/NLPSentimentAnalysis

MSc Computer Science. Natural Language Processing. Sentiment Analysis

Primary LanguageJupyter Notebook

Sentiment Analysis. Building a sentiment classifier for Twitter

Preprocessing

As part of the classification task, the tweets are preprocessed by applying various NLP techniques.

The following steps have been performed during preprocessing:

  1. Replacing emojis, expressing happiness, with the word “posemojy” :) :] :3 :> 8) (: =) =] :’) :-)
  2. Replacing emojis, expressing sadness, with the word “negemojy” :(:[:<8( ):=(=[:’(:-(
  3. Replacing user mentions (with @ at the beginning) with the word “usermention”
  4. Replacing laughing e.g. haha, ahaha, lol... with the word “laughintweet”
  5. Replacing urls with the word “urlintweet”
  6. Deleting all the numbers and words that include numbers
  7. Changing elongated words to no more than 2 same letters (for example, Hmmmm -> Hmm)
  8. Deleting non-alphanumeric characters
  9. Deleting one-letter words
  10. Replacing words, expressing negations, with a special word “negationintweet”.
  11. All words were converted into lower case.
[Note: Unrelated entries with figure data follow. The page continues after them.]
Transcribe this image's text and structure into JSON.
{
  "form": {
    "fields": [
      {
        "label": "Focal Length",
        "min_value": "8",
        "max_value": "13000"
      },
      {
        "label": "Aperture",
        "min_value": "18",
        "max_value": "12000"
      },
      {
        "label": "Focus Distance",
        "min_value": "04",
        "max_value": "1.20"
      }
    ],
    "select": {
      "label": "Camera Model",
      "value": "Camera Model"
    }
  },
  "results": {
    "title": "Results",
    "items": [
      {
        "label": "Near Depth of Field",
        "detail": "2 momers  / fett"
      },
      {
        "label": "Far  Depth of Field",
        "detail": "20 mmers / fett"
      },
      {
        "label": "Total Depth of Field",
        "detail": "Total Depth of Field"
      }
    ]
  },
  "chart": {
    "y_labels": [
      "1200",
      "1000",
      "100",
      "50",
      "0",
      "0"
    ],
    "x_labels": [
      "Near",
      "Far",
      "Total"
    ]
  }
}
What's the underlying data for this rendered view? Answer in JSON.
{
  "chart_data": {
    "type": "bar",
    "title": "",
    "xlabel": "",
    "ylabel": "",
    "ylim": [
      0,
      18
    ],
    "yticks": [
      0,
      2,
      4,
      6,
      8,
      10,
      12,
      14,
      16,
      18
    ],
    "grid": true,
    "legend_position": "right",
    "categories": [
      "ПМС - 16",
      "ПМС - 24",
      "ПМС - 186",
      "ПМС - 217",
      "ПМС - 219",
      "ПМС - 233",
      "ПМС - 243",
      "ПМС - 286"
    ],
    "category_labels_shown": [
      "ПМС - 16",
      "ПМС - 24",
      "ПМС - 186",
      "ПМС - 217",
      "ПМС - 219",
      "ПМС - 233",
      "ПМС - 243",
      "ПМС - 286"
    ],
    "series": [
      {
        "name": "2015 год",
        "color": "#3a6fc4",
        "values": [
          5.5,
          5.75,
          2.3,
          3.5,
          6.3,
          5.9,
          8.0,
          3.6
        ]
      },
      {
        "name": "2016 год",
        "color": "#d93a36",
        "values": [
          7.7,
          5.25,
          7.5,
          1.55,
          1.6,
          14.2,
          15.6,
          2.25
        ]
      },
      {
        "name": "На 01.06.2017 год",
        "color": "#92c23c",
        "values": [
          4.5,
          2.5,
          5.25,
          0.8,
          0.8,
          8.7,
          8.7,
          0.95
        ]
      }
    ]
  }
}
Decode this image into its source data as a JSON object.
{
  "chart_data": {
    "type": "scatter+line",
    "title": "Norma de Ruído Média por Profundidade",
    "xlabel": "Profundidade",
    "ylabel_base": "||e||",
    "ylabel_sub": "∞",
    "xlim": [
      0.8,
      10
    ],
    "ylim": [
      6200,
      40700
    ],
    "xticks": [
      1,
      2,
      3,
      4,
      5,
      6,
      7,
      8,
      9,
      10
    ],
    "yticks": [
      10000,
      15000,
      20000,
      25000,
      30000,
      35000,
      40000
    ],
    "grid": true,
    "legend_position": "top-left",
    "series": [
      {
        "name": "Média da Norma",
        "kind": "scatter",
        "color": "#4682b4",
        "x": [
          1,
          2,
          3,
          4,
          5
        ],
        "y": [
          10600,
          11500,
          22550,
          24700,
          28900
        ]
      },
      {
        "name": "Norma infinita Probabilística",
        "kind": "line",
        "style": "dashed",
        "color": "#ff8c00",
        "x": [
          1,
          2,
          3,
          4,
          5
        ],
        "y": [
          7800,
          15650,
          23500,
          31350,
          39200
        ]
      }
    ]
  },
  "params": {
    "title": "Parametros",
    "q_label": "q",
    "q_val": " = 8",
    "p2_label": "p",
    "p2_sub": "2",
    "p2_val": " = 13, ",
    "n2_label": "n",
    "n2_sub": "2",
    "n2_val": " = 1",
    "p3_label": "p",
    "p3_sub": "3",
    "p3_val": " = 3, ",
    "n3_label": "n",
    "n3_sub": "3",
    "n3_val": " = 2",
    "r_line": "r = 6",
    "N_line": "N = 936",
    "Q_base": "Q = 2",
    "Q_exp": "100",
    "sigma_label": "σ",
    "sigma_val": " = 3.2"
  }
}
For tokenisation, TweetTokenizer was used. Words written with non-English symbols were ignored. WordNetLemmatizer was used for reducing the size of vocabulary. Before it, POS tagging (nltk.tag.pos_tag) was performed to help the lemmatizer. For the purposes of this notebook only nouns and verbs were given their non-default tags. All other words were considered as adjectives.

Feature extraction

For feature extraction both CountVectorizer and TFIDF from sklearn were used separately. By this, I divided my work into two parts. In both cases, after embedding, the matrices were reduced by applying Χ2 testing (chi-squared testing) in order to find 500 important features. This number of features was chosen after cross-validation. Three additional features were added: the number of positive words, the number of negative words and the number of bad words occurred in each tweet. The presence of these types of words could be highly correlated with the target label. The sets of positive and negative words were downloaded from https://www.cs.uic.edu/~liub/FBS/sentiment-analysis.html. The set of bad words - https://www.cs.cmu.edu/~biglou/resources/. The dimension of the final feature vector is 503. 500 words chosen by chi-squared testing and 3 features - “PositiveWords”,”NegativeWords”,”BadWords”.

Classifiers

In this notebook two families of machine learning algorithms are used: (1) traditional machine learning methods such as Multinomial Naive Bayes, Gaussian Naive Bayes and Passive Aggressive Classifier trained on different sets of features; (2) long short term memory (LSTM) neural networks evaluated using Keras library.

Glove Word Embedding

glove.6B.100d.txt contains a 100-dimensional version of the embedding. It presents a word followed by the weights (100 numbers) on each line. Keras provides a Tokenizer class that can be fit on the training data, converts text to sequences (texts_to_sequences() method) and provides a word_index attribute. Categorical cross-entropy was used as loss with the rmsprop optimizer. After testing the softmax, tanh, and sigmoid activation functions, I found that sigmoid provided the best results. The model layers can be presented as following: Embedding(5000, 100) -> LSTM(100) -> Dense(3, activation = sigmoid)

Use

To evaluate my code on additional data, the file locations of testsets should be entered into the list “filenames”. Then, the whole notebook should be run, with the results being output in the final two cells. Additional files negative-words.txt, positive-words, bad-words are added to the folder.